Closed mbuhot closed 5 years ago

mbuhot commented 5 years ago

Hi, thanks for creating TickSpec. It's a great library!

I had to look through the source code before I found that step methods returning tuples would allow me to pass multiple values between step methods.

This PR adds some info to the README to mention return tuples.

bartelink commented 5 years ago

In general I'd venture a record is a much cleaner way to manage this type of contract. i.e. Explicit is better than implicit; your code does not end up littered with fst and snd and adding a third element to a tuple is not going to land you with some very confusing type errors.

IMO the readme should probably mention it can be a record and recommend that -

🤔 Perhaps one of the examples should probably be made to illustrate this if it does not already (perhaps it can illustrate that tuples are types too and work, but recommend records as an alterative in the comment).

mbuhot commented 5 years ago

@bartelink tuples get special treatment within TickSpec allowing the elements of a tuple returned from one step to be injected separately into following steps without needing to destructure the tuple.

I’ve found it works well with Given steps that initialise multiple entities in the scenario background.

@mchaloupka has there been any discussion of a more detailed documentation beyond the existing readme?
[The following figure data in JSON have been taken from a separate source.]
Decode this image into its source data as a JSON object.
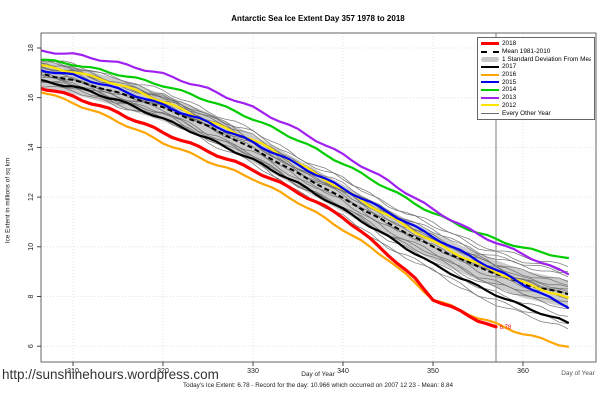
{
  "title": "Antarctic Sea Ice Extent Day 357 1978 to 2018",
  "watermark": "http://sunshinehours.wordpress.com",
  "footer": "Today's Ice Extent: 6.78  - Record for the day: 10.966 which occurred on 2007 12 23  - Mean: 8.84",
  "chart_data": {
    "type": "line",
    "title": "Antarctic Sea Ice Extent Day 357 1978 to 2018",
    "xlabel": "Day of Year",
    "ylabel": "Ice Extent in millions of sq km",
    "xlim": [
      306,
      368
    ],
    "ylim": [
      5.4,
      18.6
    ],
    "xticks": [
      310,
      320,
      330,
      340,
      350,
      360
    ],
    "yticks": [
      6,
      8,
      10,
      12,
      14,
      16,
      18
    ],
    "grid": true,
    "legend_position": "top-right",
    "vline_day": 357,
    "annotation": {
      "text": "6.78",
      "day": 357,
      "value": 6.78,
      "color": "#FF0000"
    },
    "control_days": [
      306,
      310,
      315,
      320,
      325,
      330,
      335,
      340,
      345,
      350,
      355,
      360,
      365
    ],
    "mean": {
      "label": "Mean 1981-2010",
      "color": "#000000",
      "values": [
        17.0,
        16.7,
        16.2,
        15.6,
        14.85,
        13.95,
        12.95,
        11.95,
        10.95,
        10.0,
        9.2,
        8.5,
        8.1
      ]
    },
    "band": {
      "label": "1 Standard Deviation From Mean",
      "color": "#c9c9c9",
      "upper": [
        17.55,
        17.25,
        16.75,
        16.15,
        15.4,
        14.5,
        13.5,
        12.5,
        11.5,
        10.55,
        9.75,
        9.05,
        8.65
      ],
      "lower": [
        16.45,
        16.15,
        15.65,
        15.05,
        14.3,
        13.4,
        12.4,
        11.4,
        10.4,
        9.45,
        8.65,
        7.95,
        7.55
      ]
    },
    "series": [
      {
        "name": "2012",
        "color": "#ffe400",
        "width": 2.2,
        "values": [
          17.3,
          17.05,
          16.55,
          15.85,
          15.05,
          14.3,
          13.35,
          12.3,
          11.25,
          10.2,
          9.3,
          8.55,
          7.95
        ]
      },
      {
        "name": "2015",
        "color": "#0000ee",
        "width": 2.2,
        "values": [
          17.15,
          16.9,
          16.35,
          15.7,
          15.0,
          14.2,
          13.3,
          12.35,
          11.4,
          10.4,
          9.45,
          8.5,
          7.55
        ]
      },
      {
        "name": "2014",
        "color": "#00cc00",
        "width": 2.2,
        "values": [
          17.55,
          17.35,
          16.95,
          16.5,
          15.9,
          15.15,
          14.3,
          13.35,
          12.35,
          11.35,
          10.55,
          9.95,
          9.55
        ]
      },
      {
        "name": "2013",
        "color": "#a020f0",
        "width": 2.2,
        "values": [
          17.9,
          17.75,
          17.4,
          16.95,
          16.35,
          15.6,
          14.7,
          13.7,
          12.65,
          11.5,
          10.5,
          9.7,
          8.9
        ]
      },
      {
        "name": "2016",
        "color": "#ffa500",
        "width": 2.2,
        "values": [
          16.3,
          15.8,
          15.05,
          14.2,
          13.45,
          12.75,
          11.8,
          10.7,
          9.5,
          7.9,
          7.15,
          6.5,
          5.98
        ]
      },
      {
        "name": "2017",
        "color": "#000000",
        "width": 2.2,
        "values": [
          16.7,
          16.45,
          15.9,
          15.15,
          14.35,
          13.5,
          12.55,
          11.5,
          10.4,
          9.3,
          8.4,
          7.6,
          6.95
        ]
      },
      {
        "name": "2018",
        "color": "#ff0000",
        "width": 3.2,
        "days": [
          306,
          310,
          315,
          320,
          325,
          330,
          335,
          340,
          345,
          348,
          350,
          353,
          355,
          357
        ],
        "values": [
          16.45,
          16.05,
          15.4,
          14.6,
          13.85,
          13.1,
          12.2,
          11.2,
          9.7,
          8.7,
          7.9,
          7.4,
          7.05,
          6.78
        ]
      }
    ],
    "every_other_year": {
      "label": "Every Other Year",
      "color": "#6b6b6b",
      "lines": [
        [
          17.55,
          17.36,
          16.75,
          16.3,
          15.45,
          14.7,
          13.61,
          12.76,
          11.67,
          10.87,
          9.98,
          9.43,
          9.0
        ],
        [
          17.4,
          17.01,
          16.66,
          15.9,
          15.3,
          14.23,
          13.38,
          12.21,
          11.36,
          10.25,
          9.6,
          8.73,
          8.4
        ],
        [
          17.3,
          17.01,
          16.29,
          15.78,
          14.8,
          14.0,
          12.77,
          11.86,
          10.64,
          9.78,
          8.75,
          8.15,
          7.6
        ],
        [
          17.6,
          17.19,
          16.81,
          16.02,
          15.4,
          14.3,
          13.43,
          12.24,
          11.36,
          10.22,
          9.55,
          8.65,
          8.3
        ],
        [
          17.2,
          17.06,
          16.47,
          16.11,
          15.27,
          14.61,
          13.52,
          12.76,
          11.67,
          10.96,
          10.07,
          9.61,
          9.2
        ],
        [
          17.1,
          16.8,
          16.05,
          15.53,
          14.54,
          13.71,
          12.47,
          11.55,
          10.3,
          9.43,
          8.39,
          7.76,
          7.2
        ],
        [
          16.9,
          16.73,
          16.12,
          15.73,
          14.87,
          14.18,
          13.07,
          12.28,
          11.17,
          10.43,
          9.52,
          9.03,
          8.6
        ],
        [
          16.75,
          16.45,
          15.71,
          15.19,
          14.2,
          13.38,
          12.15,
          11.23,
          9.99,
          9.12,
          8.08,
          7.46,
          6.9
        ],
        [
          16.6,
          16.42,
          15.8,
          15.4,
          14.54,
          13.84,
          12.72,
          11.92,
          10.8,
          10.06,
          9.14,
          8.64,
          8.2
        ],
        [
          17.45,
          17.18,
          16.46,
          15.97,
          15.0,
          14.21,
          13.0,
          12.1,
          10.89,
          10.04,
          9.03,
          8.43,
          7.9
        ],
        [
          16.85,
          16.59,
          15.89,
          15.42,
          14.47,
          13.69,
          12.49,
          11.62,
          10.42,
          9.59,
          8.59,
          8.02,
          7.5
        ],
        [
          17.25,
          17.07,
          16.45,
          16.04,
          15.17,
          14.47,
          13.35,
          12.54,
          11.42,
          10.67,
          9.75,
          9.24,
          8.8
        ],
        [
          16.5,
          16.3,
          15.65,
          15.23,
          14.34,
          13.61,
          12.47,
          11.65,
          10.5,
          9.73,
          8.79,
          8.26,
          7.8
        ],
        [
          17.05,
          16.71,
          15.93,
          15.37,
          14.34,
          13.48,
          12.2,
          11.23,
          9.95,
          9.04,
          7.96,
          7.3,
          6.7
        ],
        [
          16.7,
          16.58,
          16.01,
          15.67,
          14.85,
          14.21,
          13.15,
          12.4,
          11.34,
          10.64,
          9.78,
          9.33,
          8.95
        ],
        [
          17.5,
          17.24,
          16.54,
          16.05,
          15.1,
          14.32,
          13.12,
          12.24,
          11.04,
          10.2,
          9.2,
          8.62,
          8.1
        ],
        [
          16.95,
          16.76,
          16.14,
          15.73,
          14.85,
          14.15,
          13.02,
          12.21,
          11.09,
          10.33,
          9.4,
          8.9,
          8.45
        ]
      ]
    },
    "legend": [
      {
        "label": "2018",
        "color": "#ff0000",
        "style": "thick"
      },
      {
        "label": "Mean 1981-2010",
        "color": "#000000",
        "style": "dashed"
      },
      {
        "label": "1 Standard Deviation From Mean",
        "color": "#c9c9c9",
        "style": "band"
      },
      {
        "label": "2017",
        "color": "#000000",
        "style": "line"
      },
      {
        "label": "2016",
        "color": "#ffa500",
        "style": "line"
      },
      {
        "label": "2015",
        "color": "#0000ee",
        "style": "line"
      },
      {
        "label": "2014",
        "color": "#00cc00",
        "style": "line"
      },
      {
        "label": "2013",
        "color": "#a020f0",
        "style": "line"
      },
      {
        "label": "2012",
        "color": "#ffe400",
        "style": "line"
      },
      {
        "label": "Every Other Year",
        "color": "#6b6b6b",
        "style": "thin"
      }
    ]
  }
}
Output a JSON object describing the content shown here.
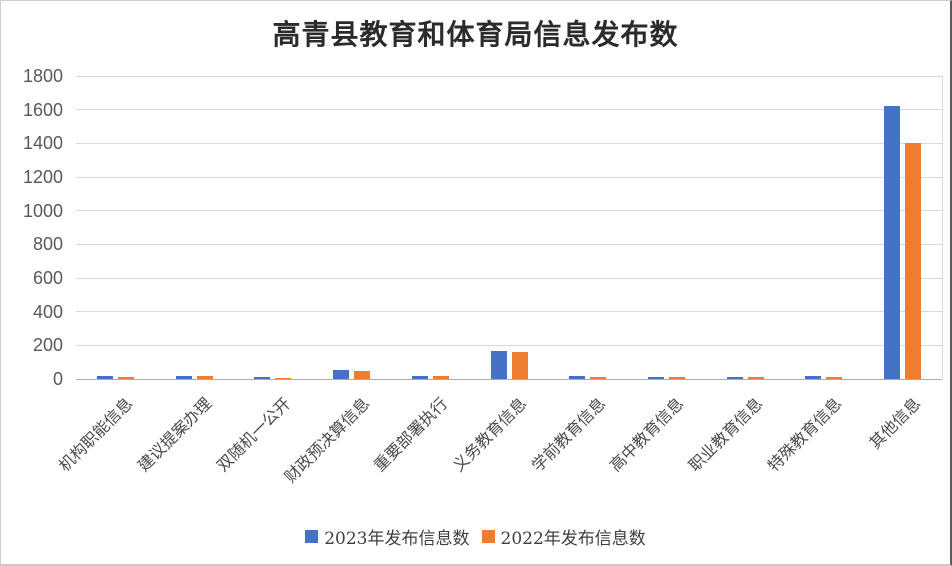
{
  "chart_data": {
    "type": "bar",
    "title": "高青县教育和体育局信息发布数",
    "categories": [
      "机构职能信息",
      "建议提案办理",
      "双随机一公开",
      "财政预决算信息",
      "重要部署执行",
      "义务教育信息",
      "学前教育信息",
      "高中教育信息",
      "职业教育信息",
      "特殊教育信息",
      "其他信息"
    ],
    "series": [
      {
        "name": "2023年发布信息数",
        "color": "#4472C4",
        "values": [
          18,
          20,
          12,
          52,
          20,
          165,
          20,
          14,
          12,
          16,
          1620
        ]
      },
      {
        "name": "2022年发布信息数",
        "color": "#ED7D31",
        "values": [
          10,
          16,
          8,
          50,
          16,
          160,
          12,
          12,
          12,
          14,
          1400
        ]
      }
    ],
    "xlabel": "",
    "ylabel": "",
    "ylim": [
      0,
      1800
    ],
    "yticks": [
      0,
      200,
      400,
      600,
      800,
      1000,
      1200,
      1400,
      1600,
      1800
    ],
    "grid": true,
    "legend_position": "bottom"
  },
  "colors": {
    "series_2023": "#4472C4",
    "series_2022": "#ED7D31",
    "gridline": "#d9d9d9",
    "axis_line": "#adadad",
    "axis_text": "#595959",
    "title_text": "#2b2b2b"
  }
}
Something like a GitHub pages site that can go into more details? I’d be happy to contribute towards that.

bartelink commented 5 years ago

Sorry, had completely forgotten about that feature / aspect of tuples - so never mind me! (having said that, an example would hammer this how - probably one with a tuple and one with a record would be ideal in that it highlights both the capability and the terseness with which F# lets you achieve such a thing)

Wrt docs - a wiki might indeed be nice and/or you might want to blog or do something simple that works like gists yourself.

However I'd say putting even relatively verbose examples toward the bottom of the readme is ultimately going to be the most useful in terms of conveying the capabilities of a system or project to someone browsing at a glance - example: https://github.com/App-vNext/Polly

The bottom line is that any documentation and examples contribution would be fantastic - whatever works for you as a good way to get a baseline in place and let others take it and run is good, so please don't view my subjective preferences as a constraint on how you do it.